- Born: December 7, 1919 Noe Valley, San Francisco, California, United States
- Died: June 21, 2008 (aged 88) San Francisco, California, United States
- Occupations: Real Estate agent/investor, Racehorse owner
- Political party: Republican
- Partner: Deannie Bartlett
- Children: 3

= Harry J. Aleo =

American businessman (1919–2008)

Harry J. Aleo (December 7, 1919 – June 21, 2008) was an American businessman and owner of Thoroughbred racehorses.

== Early life ==
Born in Noe Valley, San Francisco, California, he was a lifelong resident of San Francisco. Aleo graduated from Mission High School. He signed a minor-league contract with the Brooklyn Dodgers, but ended his baseball career in 1940 after injuring his elbow.

== Career ==
During World War II, he served overseas with the United States Army, where among his campaigns he fought in the Battle of the Bulge. At war's end, Aleo returned home and founded Twin Peaks Properties, a real estate and insurance brokerage firm he owned and operated until his death.

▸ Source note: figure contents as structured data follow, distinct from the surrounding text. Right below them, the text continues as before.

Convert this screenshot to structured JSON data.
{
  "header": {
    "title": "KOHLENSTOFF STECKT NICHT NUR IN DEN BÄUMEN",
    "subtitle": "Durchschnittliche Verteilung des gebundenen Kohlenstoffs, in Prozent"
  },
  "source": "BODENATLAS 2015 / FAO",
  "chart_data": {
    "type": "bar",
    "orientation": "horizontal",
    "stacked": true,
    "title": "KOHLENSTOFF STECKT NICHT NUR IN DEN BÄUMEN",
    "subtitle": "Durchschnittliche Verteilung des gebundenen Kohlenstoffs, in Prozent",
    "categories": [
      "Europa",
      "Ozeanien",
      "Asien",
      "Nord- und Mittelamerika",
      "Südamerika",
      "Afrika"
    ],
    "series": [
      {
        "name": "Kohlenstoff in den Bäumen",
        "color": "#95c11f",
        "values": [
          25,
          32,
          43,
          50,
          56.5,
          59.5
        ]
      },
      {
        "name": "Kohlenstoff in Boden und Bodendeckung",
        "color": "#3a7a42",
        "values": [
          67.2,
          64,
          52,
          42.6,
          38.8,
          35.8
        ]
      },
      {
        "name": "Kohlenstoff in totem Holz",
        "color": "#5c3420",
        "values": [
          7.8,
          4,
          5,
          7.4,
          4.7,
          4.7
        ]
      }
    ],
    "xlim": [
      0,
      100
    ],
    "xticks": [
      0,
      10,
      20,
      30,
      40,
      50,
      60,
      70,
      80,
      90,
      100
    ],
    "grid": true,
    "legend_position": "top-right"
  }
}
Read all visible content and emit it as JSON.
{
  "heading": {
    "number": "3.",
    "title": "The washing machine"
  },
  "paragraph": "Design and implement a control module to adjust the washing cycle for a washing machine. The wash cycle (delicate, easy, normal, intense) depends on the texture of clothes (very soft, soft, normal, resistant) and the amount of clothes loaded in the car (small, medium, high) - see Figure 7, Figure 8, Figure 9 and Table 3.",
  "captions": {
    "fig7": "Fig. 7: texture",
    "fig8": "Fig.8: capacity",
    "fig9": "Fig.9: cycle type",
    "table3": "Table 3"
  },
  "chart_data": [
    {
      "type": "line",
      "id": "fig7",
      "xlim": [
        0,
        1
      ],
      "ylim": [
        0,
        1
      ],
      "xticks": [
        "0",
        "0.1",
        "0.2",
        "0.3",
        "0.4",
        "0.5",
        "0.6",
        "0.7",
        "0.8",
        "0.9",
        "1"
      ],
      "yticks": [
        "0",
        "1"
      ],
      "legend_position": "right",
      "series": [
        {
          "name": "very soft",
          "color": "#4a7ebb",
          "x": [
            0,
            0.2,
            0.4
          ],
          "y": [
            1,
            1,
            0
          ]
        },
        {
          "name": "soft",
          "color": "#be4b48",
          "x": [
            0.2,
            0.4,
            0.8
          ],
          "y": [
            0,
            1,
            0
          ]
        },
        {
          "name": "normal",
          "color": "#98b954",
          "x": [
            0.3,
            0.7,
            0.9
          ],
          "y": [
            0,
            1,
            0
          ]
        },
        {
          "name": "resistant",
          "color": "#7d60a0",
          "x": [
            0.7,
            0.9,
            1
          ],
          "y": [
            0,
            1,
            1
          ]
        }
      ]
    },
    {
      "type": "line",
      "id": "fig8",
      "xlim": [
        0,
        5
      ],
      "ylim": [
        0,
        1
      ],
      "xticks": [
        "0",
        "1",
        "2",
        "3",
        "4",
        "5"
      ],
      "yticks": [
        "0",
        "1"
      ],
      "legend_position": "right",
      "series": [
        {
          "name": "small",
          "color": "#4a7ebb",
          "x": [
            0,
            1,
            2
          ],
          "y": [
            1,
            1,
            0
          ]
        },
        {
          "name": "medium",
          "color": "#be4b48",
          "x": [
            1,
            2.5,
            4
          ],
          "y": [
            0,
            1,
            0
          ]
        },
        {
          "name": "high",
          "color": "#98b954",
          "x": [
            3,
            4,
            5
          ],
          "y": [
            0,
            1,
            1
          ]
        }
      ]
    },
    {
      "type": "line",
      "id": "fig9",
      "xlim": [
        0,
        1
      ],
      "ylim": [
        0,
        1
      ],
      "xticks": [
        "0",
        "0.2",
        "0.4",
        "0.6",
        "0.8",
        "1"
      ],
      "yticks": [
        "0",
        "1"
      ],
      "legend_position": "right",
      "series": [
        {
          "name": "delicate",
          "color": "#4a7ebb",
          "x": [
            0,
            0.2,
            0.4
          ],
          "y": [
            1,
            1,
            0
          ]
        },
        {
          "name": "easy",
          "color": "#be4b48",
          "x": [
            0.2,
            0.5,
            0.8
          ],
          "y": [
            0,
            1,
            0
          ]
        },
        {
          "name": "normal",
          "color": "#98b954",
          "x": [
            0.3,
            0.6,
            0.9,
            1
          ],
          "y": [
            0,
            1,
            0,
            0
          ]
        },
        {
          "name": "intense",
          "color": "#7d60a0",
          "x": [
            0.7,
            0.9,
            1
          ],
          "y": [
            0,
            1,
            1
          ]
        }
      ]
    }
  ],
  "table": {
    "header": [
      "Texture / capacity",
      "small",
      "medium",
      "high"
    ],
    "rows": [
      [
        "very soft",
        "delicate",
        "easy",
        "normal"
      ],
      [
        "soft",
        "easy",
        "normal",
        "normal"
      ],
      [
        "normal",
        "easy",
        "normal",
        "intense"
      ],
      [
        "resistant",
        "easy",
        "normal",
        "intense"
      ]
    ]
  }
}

In 1979, he became involved in the sport of Thoroughbred horse racing. Throughout his more than two decades in racing, his only trainer was Greg Gilchrist. His most famous horse was the ill-fated Lost in the Fog, who was voted the Eclipse Award as the 2005 American Champion Sprint Horse.

== Personal life ==
Aleo has three daughters. He died on June 21, 2008 from cancer.